Judge Benitez also demolished any assertion that California’s Assault Weapons Control Act could pass constitutional muster because it did not outlaw all firearms. Invoking District of Columbia v. Heller, 554 U.S. 570 (2008), Judge Benitez responded that “it is no constitutional answer for government to say that it is permissible to ban some guns as long as other guns are allowed.” Equating the Right to Keep and Bear Arms to First Amendment freedoms, Miller rightly concluded that “[i]t is not permissible for a state to ban some books simply because there are other books to read, or to close synagogues because churches and mosques are open.”
We acknowledge that Miller originated on the far-off West Coast. Nevertheless, its legal reasoning, and its adherence to Bruen, Heller, and other landmarks, should prove influential as we seek answers in the wake of the recent tragedy visited upon us here in New York. At the end of the day, we should all take heed of Judge Benitez’s pithy declaration that “[g]uns for self-defense are needed a lot because crime happens a lot.”
Closer to home, a federal district judge in New Jersey conceded, albeit with marked reluctance, that the Garden State’s categorical prohibition of the popular AR-15 was similarly unconstitutional. Association of New Jersey Rifle & Pistol Clubs, Inc. v. Platkin, 742 F.Supp.3d 421 (D.N.J. 2024), appeal docketed, No. 24-2450 (3d Cir. August 9, 2024) (“ANJRPC”). To be sure, the Third Circuit Court of Appeals has yet to decide the fate of ANJRPC. But prudence dictates that we give some modicum of consideration to what the courts of our neighboring state have already decreed regarding this vital constitutional issue.
Certainly, we do not shy away from the recent Second Circuit decision in National Association for Gun Rights v. Lamont, ___ F.4th ___ (No. 23-1162) (August 22, 2025), which stands in exquisite counterpoise to all of the foregoing. With utmost respect for that thoughtful opinion, we must nevertheless view it in its proper context; the panel’s holding was strictly delimited to denying the plaintiffs the “extraordinary remedy” of a preliminary injunction against the enforcement of Connecticut’s prohibitions against certain categories of firearms.
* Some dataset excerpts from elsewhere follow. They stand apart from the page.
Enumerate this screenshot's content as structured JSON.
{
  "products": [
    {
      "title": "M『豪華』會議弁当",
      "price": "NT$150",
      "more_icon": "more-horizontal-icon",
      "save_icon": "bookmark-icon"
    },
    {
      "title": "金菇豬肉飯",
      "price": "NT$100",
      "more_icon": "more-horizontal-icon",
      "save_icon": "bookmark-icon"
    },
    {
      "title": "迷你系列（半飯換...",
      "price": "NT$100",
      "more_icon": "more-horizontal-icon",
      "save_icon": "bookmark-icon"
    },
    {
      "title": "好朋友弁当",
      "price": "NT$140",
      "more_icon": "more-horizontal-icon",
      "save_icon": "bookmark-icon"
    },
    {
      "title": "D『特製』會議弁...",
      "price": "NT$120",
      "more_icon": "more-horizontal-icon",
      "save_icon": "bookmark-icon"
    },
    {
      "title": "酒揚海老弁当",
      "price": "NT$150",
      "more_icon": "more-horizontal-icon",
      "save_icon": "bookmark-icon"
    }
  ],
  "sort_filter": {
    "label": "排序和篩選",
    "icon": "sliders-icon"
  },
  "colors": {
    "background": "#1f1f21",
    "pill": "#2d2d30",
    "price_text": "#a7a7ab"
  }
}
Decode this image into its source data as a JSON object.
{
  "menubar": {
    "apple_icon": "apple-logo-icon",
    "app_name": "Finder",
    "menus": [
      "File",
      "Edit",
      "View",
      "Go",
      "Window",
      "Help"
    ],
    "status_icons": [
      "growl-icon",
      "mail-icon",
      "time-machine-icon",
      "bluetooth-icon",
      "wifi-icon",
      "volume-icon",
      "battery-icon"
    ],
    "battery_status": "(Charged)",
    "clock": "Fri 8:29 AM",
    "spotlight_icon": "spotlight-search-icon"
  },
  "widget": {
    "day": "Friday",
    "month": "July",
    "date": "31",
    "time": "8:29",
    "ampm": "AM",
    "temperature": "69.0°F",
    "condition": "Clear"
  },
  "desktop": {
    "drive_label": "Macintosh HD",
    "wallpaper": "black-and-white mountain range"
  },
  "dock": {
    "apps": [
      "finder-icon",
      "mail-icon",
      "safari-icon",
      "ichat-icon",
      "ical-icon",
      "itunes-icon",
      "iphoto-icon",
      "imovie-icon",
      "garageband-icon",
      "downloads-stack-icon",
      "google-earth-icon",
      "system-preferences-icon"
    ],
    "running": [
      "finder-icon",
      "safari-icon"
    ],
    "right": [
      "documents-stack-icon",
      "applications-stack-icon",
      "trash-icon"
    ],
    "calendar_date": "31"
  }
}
In doing so, the appellate court opined that a firearm’s popularity and common usage does not impede judicial review of the implement’s “potentially unusually dangerous character.” Equating certain present-day arms with their military forebears, for reason that they share the “same basic structure and operation,” the Second Circuit ruled that the former’s “dangerous and unusual” characteristics render them susceptible to prohibition.
Yet notwithstanding the above findings, the august tribunal was most circumspect, candidly and correctly acknowledging that “Supreme Court authority has not settled the precise scope of the Second Amendment’s protections.” We respectfully submit that aspect of NAGR should be our northern star as we debate the matter.
In conclusion, all rational beings seek to avert a repetition of the recent tragedy at 345 Park Avenue. The legal profession, as the guardians of the rule of law and the foremost defenders of the freedoms we all share, shall play an important role in that process.
It is vital that we do so by not rushing to embrace reactionary proposals which may ultimately prove to be constitutionally infirm. Rather, our actions should be shaped by restraint, prudence, common sense, and careful deliberation upon the entirety of the relevant case law now available, even that which some might strongly disagree with.
We have no doubt whatsoever that the United States Supreme Court shall issue further pronouncements, and soon, further defining the “precise scope of the Second Amendment’s protections.” Let that wisdom guide us towards action consonant with our system of ordered liberty.